Listen y’all, what is with all these no-account mangy foreign varmits taking all our jerbs? I’m not talking about our neighbors from the south or them there Canindians from the north, I’m talking about them folks from overseas coming in and stealing our All-American icons. First they got their limey mits all over our superheroes, and now they’re a-comin’ for the cowboy. Is that lady-lipped English feller, Daniel Craig, really gonna play a cowboy in Cowboys and Aliens? The cowboy? He’s the Alien! Ain’t no way some tea-drinkin’, soft-footed Brit can do justice to a gunslinger. The cowboy is as American as gull-durned apple pie, fer crissakes! Hunh? Apple pie was invented by the British? Dagnabbit.
Okay, all kidding aside, y’all, the Western genre, while considered the epitome of Americana, isn’t being invaded, it’s been occupied. After the legendary John Ford, the most famous Western director is an Italian, Sergio Leone. And two of the most popular and iconic Westerns Magnificent Seven and A Fistful of Dollars are based, of course, on Japanese films. But while an actor is an actor and it is their job to play someone entirely “foreign,” I’m as leery of a Brit in the saddle as I am of a Yankee in King Arthur’s Court. But time and time again I’ve been proven wrong. By Brits but, mostly, by Australians. The land down under shares a lot in common with the American frontier (rough and tumble, indigenous peoples, harsh, unforgiving landscapes), so it should be unsurprising that so many talented Australians have slipped effortlessly into the chaps and spurs of the American Western. In fact, the Australian Western is a genre in its own right and includes The Man From Snowy River, Quigley Down Under ( sorta), Ned Kelly and, my personal favorite, The Proposition. In fact, I’m going to smirch this list of Foreign Actors as Western Heroes ever so slightly and give a tip of the stetson to that glorious bloodbath of a film.
Guy Pearce (Australian): The Proposition—It’s cheating to include this film, but just in case some of you out there haven’t seen this damn fine piece of cinema, I urge you to do so. That is, if you think you’ve got the stomach for it.
Yul Brynner (Russian): The Magnificent Seven—The lead actor in one of the most iconic Westerns of all time isn’t John Wayne or Gary Cooper, it’s the great Yul Brynner.
Geoffrey Rush (Australian): The Warrior’s Way—This mess of a film was saved from being a total disaster by Rush’s sly performance. If you’re in the mood for an Asian-influenced Western, however, I suggest you try Sukiyaki Western Django instead.
Cate Blanchett (Australian): The Missing—Blanchett is Blanchett and can do anything. Well, except a Russian accent, Doctor Jeaunes.
Mel Gibson (Australian-Bigot): Maverick - I don’t care that he’s a shith**l, I love this movie. I like to pretend that maybe he wasn’t a shith**l back then.

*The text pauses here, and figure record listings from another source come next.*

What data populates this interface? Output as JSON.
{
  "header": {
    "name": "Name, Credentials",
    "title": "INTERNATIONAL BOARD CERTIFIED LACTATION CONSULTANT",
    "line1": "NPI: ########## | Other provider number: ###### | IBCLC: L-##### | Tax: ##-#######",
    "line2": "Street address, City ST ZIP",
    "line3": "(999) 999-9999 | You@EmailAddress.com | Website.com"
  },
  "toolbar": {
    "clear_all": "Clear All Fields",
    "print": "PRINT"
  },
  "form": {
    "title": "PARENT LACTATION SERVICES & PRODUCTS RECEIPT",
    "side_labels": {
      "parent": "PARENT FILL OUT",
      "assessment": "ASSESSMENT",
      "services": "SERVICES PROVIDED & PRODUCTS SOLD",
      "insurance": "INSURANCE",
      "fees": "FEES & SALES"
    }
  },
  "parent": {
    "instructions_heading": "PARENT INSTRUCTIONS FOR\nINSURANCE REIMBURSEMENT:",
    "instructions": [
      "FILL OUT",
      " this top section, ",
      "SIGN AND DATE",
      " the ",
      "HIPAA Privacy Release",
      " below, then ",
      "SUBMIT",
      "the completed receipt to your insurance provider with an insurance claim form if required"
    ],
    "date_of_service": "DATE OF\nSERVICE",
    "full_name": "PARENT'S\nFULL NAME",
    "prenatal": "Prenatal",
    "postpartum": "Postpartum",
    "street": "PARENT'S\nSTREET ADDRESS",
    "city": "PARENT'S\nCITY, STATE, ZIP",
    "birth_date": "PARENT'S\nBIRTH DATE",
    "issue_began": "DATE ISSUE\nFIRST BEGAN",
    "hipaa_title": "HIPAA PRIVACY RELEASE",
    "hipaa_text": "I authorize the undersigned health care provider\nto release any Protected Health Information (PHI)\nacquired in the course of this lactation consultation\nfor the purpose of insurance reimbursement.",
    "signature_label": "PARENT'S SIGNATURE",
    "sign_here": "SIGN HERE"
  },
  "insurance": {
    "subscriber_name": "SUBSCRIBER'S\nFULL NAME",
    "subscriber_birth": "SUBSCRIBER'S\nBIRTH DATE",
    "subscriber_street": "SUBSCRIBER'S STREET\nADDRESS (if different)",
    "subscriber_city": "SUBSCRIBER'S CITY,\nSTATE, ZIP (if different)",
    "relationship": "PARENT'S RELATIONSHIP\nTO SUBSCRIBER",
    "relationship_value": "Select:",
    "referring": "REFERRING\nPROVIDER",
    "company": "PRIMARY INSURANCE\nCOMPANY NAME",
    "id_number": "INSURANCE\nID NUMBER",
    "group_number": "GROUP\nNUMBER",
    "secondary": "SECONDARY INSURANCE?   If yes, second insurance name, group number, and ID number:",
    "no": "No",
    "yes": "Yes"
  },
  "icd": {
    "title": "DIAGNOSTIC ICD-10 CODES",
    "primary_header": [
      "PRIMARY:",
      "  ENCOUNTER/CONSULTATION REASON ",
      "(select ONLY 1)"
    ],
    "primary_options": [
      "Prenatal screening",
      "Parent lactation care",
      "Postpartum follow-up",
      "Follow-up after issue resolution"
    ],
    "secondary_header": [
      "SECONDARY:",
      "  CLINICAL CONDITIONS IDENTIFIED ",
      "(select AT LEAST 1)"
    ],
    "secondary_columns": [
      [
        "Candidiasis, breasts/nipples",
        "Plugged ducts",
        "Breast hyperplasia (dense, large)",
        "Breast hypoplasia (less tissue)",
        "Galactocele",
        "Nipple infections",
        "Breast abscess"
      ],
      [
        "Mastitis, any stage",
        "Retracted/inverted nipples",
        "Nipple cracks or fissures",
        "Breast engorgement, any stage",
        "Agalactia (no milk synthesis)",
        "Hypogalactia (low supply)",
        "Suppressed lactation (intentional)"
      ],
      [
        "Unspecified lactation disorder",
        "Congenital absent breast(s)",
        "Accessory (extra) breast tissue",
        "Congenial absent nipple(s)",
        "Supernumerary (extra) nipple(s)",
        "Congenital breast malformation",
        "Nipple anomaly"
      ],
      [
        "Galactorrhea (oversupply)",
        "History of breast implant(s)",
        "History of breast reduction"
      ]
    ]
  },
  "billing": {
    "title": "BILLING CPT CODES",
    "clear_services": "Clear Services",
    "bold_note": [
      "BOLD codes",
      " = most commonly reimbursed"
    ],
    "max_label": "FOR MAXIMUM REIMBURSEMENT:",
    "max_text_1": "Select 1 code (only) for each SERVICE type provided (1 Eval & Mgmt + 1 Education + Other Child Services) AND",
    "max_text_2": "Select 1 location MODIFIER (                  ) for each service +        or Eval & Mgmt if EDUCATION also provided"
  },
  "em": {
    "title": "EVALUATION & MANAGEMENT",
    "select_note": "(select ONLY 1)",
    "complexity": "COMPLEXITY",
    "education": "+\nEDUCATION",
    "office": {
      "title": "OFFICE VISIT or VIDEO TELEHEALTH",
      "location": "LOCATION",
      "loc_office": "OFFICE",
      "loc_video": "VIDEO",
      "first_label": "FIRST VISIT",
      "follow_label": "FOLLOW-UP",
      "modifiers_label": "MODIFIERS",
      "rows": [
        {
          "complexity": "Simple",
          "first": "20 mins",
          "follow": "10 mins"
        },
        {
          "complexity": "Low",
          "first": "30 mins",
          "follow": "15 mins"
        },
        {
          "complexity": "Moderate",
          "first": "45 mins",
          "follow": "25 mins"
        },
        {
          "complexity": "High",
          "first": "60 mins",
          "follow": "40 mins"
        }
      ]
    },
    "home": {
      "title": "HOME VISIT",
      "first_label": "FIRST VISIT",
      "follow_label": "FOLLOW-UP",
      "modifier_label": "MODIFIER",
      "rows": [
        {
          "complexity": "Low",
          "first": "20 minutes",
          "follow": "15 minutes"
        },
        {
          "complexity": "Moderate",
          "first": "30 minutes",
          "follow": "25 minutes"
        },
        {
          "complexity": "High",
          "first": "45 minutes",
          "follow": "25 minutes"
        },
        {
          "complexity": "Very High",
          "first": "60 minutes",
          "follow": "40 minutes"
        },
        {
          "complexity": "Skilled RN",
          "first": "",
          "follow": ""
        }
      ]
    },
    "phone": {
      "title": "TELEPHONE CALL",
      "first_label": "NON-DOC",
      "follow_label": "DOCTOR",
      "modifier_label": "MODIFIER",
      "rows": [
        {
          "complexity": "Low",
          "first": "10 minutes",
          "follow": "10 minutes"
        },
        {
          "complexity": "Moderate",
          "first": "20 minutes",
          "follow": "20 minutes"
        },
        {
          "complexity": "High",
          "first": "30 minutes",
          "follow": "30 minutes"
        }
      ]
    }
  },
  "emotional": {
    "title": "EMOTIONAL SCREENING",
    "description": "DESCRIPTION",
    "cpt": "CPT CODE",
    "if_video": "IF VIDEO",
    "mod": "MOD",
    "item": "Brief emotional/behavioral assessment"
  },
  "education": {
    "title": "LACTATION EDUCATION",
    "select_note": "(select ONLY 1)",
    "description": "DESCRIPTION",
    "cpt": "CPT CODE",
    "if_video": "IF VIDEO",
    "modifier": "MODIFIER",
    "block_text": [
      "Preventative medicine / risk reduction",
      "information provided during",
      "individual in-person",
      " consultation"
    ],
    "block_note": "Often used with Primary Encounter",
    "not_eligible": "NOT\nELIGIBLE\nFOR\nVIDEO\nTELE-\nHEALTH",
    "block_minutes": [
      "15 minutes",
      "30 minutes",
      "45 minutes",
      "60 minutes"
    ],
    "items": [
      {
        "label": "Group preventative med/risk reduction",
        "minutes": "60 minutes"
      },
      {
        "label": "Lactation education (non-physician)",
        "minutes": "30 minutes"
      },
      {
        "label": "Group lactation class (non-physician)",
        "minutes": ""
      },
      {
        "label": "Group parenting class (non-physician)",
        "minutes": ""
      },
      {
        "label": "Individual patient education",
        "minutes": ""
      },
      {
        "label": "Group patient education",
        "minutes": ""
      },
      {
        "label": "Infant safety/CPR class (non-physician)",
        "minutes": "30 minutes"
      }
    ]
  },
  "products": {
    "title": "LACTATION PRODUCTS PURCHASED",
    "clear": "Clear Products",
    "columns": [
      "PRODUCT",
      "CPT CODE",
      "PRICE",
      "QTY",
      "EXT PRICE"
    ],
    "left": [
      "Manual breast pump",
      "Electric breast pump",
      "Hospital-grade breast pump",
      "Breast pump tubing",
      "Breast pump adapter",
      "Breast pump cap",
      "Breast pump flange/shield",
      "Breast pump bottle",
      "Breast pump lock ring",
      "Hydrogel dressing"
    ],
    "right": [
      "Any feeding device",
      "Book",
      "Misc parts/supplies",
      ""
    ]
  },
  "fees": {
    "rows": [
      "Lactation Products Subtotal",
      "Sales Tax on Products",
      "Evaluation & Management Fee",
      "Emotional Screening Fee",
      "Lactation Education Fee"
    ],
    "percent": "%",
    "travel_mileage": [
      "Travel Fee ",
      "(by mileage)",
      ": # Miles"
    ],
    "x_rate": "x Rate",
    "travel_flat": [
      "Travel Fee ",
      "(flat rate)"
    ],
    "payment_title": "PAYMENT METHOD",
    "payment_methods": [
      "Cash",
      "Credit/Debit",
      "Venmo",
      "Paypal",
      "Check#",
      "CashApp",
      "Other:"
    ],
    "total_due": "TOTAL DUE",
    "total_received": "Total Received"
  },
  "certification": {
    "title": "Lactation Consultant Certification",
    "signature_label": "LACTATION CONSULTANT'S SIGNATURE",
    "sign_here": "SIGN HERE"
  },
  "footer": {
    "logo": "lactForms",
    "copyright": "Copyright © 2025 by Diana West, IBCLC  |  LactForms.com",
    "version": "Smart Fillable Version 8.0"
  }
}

Heath Ledger (Australian): Brokeback Mountain—Some people try to say this isn’t a Western and then I laugh in their faces because if the genre is meant to celebrate the struggle to survive in a harsh and unyielding environment, then Brokeback is the best Western I’ve ever seen. Ledger is, naturally, amazing with his clenched jaw and loaded silences. Damnit.
Christian Bale and Russell Crowe (English and Australian [but born in New Zealand for all you sticklers]): 3:10 To Yuma—To me, this is an almost perfect film. Both men absolutely dominate in these roles which transcend the typical black hat/white hat. Crowe gets an extra mention for his portrayal of the gunslinging preacher in The Quick and the Dead, one of the best worst films of all time.
Joanna Robinson finally, today, at long last gets that “Cowboys and Aliens” is a play on “Cowboys and Indians” and will stop mistakenly calling it “Cowboys vs. Aliens.” Probably.